# Possible tankmates with pair of Convicts



## Terrordactylll (Sep 26, 2018)

Yesterday I got a mated pair of adult convict cichlids in my 37 gallon tank from one of my fish stores close by, and I was wondering if there's ANY chance that anyone has any idea or experience with keeping tank mates with Convicts? I was thinking something a long the same size or close to the same size as them, such as Giant Danios, Rainbowfish, I also hear that Tiger Barbs are okay tank mates with them. Im just trying to have a little bit more variety with these guys, even though I'm aware that it may not work. Anyone have any ideas???


----------



## BC in SK (Aug 11, 2012)

Terrordactylll said:


> Yesterday I got a mated pair of adult convict cichlids in my 37 gallon tank from one of my fish stores close by, and I was wondering if there's ANY chance that anyone has any idea or experience with keeping tank mates with Convicts? I was thinking something a long the same size or close to the same size as them, such as Giant Danios, Rainbowfish, I also hear that Tiger Barbs are okay tank mates with them. Im just trying to have a little bit more variety with these guys, even though I'm aware that it may not work. Anyone have any ideas???

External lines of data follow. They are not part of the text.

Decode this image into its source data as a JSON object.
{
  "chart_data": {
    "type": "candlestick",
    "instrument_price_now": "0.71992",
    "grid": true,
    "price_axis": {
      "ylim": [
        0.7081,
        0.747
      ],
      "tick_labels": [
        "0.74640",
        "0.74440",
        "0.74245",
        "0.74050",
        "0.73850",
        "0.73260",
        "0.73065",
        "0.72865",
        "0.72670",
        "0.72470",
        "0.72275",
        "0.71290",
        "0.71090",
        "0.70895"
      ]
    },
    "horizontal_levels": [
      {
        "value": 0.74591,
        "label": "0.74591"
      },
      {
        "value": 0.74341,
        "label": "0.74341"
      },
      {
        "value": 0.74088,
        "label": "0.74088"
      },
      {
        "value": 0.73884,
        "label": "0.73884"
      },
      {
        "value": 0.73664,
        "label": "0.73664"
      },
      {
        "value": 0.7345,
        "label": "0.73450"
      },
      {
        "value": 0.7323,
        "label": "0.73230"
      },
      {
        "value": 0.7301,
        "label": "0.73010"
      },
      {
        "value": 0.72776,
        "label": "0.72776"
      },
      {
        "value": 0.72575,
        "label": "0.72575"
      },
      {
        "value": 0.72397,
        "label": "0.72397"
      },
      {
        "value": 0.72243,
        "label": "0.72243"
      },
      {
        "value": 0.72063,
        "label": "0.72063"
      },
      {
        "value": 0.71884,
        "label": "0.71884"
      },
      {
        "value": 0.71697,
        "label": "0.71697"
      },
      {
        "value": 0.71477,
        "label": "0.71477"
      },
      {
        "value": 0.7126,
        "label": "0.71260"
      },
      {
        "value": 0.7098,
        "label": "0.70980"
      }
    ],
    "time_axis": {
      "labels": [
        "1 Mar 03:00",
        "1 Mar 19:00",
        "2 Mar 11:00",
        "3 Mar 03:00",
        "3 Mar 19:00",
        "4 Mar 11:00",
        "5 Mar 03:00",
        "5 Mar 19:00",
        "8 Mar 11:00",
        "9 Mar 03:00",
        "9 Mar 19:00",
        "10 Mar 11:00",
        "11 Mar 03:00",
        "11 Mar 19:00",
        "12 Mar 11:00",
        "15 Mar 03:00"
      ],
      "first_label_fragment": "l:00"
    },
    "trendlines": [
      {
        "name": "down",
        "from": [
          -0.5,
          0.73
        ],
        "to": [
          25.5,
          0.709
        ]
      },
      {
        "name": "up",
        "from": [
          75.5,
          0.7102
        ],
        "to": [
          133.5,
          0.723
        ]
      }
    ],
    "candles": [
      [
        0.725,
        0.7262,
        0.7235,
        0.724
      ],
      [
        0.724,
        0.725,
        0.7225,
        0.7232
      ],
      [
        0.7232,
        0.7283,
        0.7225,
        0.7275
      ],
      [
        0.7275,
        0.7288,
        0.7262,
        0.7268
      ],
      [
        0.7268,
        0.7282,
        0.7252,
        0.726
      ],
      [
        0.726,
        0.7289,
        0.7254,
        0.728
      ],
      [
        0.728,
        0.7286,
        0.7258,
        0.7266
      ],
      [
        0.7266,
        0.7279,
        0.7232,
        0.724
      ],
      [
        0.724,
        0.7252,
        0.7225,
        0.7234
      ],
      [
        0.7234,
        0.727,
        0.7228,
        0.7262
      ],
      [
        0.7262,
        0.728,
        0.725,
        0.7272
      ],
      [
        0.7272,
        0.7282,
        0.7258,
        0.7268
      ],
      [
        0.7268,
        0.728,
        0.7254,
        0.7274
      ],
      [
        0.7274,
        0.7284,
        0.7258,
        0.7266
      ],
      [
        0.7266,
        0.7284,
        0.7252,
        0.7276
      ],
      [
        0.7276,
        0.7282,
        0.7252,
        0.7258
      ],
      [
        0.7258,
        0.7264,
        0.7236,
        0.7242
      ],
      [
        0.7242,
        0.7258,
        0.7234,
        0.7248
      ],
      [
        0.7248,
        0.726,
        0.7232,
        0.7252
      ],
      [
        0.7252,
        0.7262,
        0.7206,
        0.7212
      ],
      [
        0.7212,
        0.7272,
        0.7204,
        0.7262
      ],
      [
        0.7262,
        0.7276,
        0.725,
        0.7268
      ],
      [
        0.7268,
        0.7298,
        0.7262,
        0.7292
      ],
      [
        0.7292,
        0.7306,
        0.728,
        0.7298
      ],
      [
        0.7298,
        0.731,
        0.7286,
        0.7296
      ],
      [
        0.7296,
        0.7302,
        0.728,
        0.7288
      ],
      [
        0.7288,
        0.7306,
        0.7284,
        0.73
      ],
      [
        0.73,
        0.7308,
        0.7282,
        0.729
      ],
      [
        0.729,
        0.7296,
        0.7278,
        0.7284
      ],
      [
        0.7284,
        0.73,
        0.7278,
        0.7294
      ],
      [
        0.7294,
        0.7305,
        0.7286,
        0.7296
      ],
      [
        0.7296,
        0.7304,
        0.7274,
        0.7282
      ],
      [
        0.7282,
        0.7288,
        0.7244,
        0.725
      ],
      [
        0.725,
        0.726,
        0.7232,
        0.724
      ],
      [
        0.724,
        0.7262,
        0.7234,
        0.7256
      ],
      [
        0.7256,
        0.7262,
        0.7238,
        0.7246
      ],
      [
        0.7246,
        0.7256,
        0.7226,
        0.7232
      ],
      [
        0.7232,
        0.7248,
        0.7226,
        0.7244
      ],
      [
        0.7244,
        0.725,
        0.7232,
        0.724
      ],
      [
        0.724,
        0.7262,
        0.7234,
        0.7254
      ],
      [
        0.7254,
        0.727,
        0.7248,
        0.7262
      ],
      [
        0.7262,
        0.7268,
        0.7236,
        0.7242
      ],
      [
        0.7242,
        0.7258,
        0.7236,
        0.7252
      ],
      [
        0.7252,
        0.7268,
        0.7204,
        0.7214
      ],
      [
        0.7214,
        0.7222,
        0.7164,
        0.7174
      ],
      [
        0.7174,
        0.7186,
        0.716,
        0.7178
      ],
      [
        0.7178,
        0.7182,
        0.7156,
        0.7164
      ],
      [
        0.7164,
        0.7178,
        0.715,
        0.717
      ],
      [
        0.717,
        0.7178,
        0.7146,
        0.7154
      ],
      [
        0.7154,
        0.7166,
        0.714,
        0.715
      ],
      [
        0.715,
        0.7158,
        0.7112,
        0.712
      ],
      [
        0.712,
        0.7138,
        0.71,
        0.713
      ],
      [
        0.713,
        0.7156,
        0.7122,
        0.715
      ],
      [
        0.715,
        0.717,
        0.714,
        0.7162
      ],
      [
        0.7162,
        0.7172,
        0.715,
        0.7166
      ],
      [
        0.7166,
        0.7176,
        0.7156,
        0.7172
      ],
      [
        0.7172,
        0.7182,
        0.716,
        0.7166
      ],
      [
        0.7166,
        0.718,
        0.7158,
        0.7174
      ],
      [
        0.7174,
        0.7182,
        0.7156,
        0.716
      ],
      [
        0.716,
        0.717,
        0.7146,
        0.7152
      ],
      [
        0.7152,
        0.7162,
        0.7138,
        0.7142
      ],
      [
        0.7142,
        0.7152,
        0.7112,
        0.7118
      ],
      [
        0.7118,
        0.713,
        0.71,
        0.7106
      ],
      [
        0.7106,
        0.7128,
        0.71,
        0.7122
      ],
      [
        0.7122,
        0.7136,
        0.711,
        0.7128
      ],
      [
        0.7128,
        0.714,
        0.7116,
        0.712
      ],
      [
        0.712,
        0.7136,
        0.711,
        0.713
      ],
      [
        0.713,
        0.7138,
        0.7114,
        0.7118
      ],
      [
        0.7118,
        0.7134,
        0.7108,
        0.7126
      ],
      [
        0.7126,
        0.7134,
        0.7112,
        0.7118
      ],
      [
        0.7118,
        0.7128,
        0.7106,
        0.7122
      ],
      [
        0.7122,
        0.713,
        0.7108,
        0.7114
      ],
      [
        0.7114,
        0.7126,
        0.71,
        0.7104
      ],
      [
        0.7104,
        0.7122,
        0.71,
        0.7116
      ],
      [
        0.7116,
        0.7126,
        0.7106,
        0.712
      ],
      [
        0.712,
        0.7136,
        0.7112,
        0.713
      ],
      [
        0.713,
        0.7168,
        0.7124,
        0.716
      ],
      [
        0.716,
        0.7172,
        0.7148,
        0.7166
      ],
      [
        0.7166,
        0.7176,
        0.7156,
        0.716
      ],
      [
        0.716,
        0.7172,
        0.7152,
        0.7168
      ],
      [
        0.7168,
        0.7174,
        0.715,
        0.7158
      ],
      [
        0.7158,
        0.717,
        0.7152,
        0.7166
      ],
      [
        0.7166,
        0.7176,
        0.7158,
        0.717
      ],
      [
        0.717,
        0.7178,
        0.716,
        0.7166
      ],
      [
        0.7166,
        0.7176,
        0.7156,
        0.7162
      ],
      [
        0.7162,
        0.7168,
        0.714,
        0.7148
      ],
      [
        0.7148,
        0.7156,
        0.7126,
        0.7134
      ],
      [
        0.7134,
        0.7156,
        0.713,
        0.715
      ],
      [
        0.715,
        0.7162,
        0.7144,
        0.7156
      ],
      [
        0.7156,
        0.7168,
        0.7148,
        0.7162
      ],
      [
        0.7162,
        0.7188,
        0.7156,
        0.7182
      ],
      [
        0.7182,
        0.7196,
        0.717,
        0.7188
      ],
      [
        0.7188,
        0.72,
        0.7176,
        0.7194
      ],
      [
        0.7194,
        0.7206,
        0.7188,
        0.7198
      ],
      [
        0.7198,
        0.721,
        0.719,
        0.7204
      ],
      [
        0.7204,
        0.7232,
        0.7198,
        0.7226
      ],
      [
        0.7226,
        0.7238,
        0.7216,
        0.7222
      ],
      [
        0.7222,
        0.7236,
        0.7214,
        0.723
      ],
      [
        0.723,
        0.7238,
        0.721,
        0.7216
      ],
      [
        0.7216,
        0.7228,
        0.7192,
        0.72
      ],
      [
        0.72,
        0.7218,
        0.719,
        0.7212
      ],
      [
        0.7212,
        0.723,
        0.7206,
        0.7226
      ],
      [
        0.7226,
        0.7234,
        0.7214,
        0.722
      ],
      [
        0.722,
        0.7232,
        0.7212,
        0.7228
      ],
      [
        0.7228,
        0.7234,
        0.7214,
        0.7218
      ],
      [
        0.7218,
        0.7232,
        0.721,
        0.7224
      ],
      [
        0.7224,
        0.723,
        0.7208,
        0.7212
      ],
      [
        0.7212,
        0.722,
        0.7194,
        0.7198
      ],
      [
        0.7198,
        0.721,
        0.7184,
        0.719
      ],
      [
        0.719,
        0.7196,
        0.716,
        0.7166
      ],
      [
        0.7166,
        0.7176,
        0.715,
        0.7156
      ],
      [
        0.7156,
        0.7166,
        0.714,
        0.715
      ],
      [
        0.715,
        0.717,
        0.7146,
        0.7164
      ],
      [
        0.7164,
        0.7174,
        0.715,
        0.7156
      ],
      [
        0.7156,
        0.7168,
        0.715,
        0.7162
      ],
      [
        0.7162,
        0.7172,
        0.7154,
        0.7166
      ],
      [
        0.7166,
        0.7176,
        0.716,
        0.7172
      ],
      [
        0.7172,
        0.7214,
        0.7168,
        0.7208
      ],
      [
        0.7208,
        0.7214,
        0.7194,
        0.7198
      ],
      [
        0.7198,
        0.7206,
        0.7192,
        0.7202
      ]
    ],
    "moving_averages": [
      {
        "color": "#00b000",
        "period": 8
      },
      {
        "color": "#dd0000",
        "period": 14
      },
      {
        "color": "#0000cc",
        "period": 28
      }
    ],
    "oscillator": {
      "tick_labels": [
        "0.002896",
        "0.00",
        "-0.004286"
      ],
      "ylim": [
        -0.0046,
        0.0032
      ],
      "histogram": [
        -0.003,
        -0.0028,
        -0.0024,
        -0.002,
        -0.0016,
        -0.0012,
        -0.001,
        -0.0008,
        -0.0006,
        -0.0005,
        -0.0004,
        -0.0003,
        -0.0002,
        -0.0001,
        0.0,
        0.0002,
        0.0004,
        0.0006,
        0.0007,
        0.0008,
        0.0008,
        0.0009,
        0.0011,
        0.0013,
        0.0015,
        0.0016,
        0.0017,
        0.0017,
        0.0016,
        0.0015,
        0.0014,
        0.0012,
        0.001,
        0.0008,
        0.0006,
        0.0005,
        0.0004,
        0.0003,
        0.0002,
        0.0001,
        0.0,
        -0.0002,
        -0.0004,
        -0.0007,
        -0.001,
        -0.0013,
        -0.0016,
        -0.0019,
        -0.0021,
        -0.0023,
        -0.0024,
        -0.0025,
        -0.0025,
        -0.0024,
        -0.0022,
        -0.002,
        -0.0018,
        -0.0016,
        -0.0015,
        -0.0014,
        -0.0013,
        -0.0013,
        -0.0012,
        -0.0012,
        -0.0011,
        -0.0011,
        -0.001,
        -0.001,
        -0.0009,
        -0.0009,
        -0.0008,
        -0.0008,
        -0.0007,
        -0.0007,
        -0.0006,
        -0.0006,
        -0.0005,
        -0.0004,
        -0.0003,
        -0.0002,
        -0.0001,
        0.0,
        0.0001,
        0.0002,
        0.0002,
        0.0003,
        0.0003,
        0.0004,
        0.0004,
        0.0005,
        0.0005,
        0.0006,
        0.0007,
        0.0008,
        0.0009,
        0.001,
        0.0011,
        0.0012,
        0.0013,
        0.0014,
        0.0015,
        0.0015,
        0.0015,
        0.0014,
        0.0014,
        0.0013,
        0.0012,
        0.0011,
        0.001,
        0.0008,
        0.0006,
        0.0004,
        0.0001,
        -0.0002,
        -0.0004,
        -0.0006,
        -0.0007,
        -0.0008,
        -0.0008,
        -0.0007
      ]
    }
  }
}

Of those listed, I think giant danios would have significantly better odds. In a 6 ft. tank, IME, it is likely to work, but in only 37 gal. it's going to be hit and miss, as breeding cons can be rather aggressive and need some space. Any schooling dither needs to be able to swim back and forth, yet be able to stay out of the way. IMO, ginat danios are worth a shot even in a 37 gal.; the others listed have much lower odds of thriving with cons, even in much bigger tanks.
But as far as size, convicts get considerably larger. Males can get 6" and over 100 grams. Females from 3 1/2" to close to 5", 20 - 45 grams. Ginat danios get to around 4" at their large size, and are lightweights at around 10-12 grams. Some types of rainbows could get a little larger, but tiger barbs are definitely smaller yet.


----------



## BC in SK (Aug 11, 2012)

Terrordactylll said:


> Anyone have any ideas???


Another possibility would be the 3 spot gouramis (gold, blue, opaline). They are generally pretty smart in staying out of the way of breeding cichlids, and while they will count as part of the pecking order, they are generally seen as less of a threat then another cichlid. They would benefit from some plants, either real or plastic that come to the surface, or floating plants. They can have very high conspecific aggression so your choice is either a single or a larger group (3 or more) with no more then one male.


----------



## Terrordactylll (Sep 26, 2018)

Thank you so much. I'll look into either Three spot Gourami's or Giant Danios, and if they don't work I'll probably bring them back to the store, or give them to my teacher's/friends. My Convict cichlids are still getting settled into their new tank(which if you guys would like I can post a few pictures of them and the tank), so I'll wait awhile until their eating normally and show normal behavior. Yesterday I fed them for the first time and they destroyed their food, and I did this morning too and as I was leaving they went to the surface to eat. I'm new to the aquarium keeping hobby so I'm still learning more and more each day. Thank you all so much, and I'll post updates.


----------



## Terrordactylll (Sep 26, 2018)

BC in SK said:


> Terrordactylll said:
> 
> 
> > Anyone have any ideas???
> ...


Question, between giant danios and three spot gouramis, which one would you suggest over the other? I feel like Giant danios would do good for a short amount of time before getting forced into a corner of the tank, while the three spot gouramis would stand a better chance against the cichlids simply because of their size, and like you said they're smart enough to stay out of their way. Let me know.


----------



## BC in SK (Aug 11, 2012)

I would try both. A group of 4-6 giant danios and either a single male or female 3 spot gourami or a group of 3 female gouramis or 3 females plus a male gourami.
I'm not really an advocate of just a pair of CA cichlids with out incorporating a divider. In about 4 decades of keeping the convict cichlid I don't recall ever losing a female to male aggression. In community tanks, with lots going on, male and female co-exist well enough. But I never kept a pair by their lonesome that did not have to be divided. In such circumstances, with nothing else to focus on but themselves, it usually just a short period of time before the male ends up picking on the female. The very same pair that gets along fabulously in the community tank, ends up needing a divider in matter of a few months, when placed in a tank with out tank mates. A lot easier to house convict male with female then some of the big CA, but it is still the same principle. If you set up a tank with just one male and one female CA, then you should plan to incorporate a divider. Either a full divider that can be pulled out from time to time or a divider with a hole of a smaller size that allows only the female to escape to the other side.


----------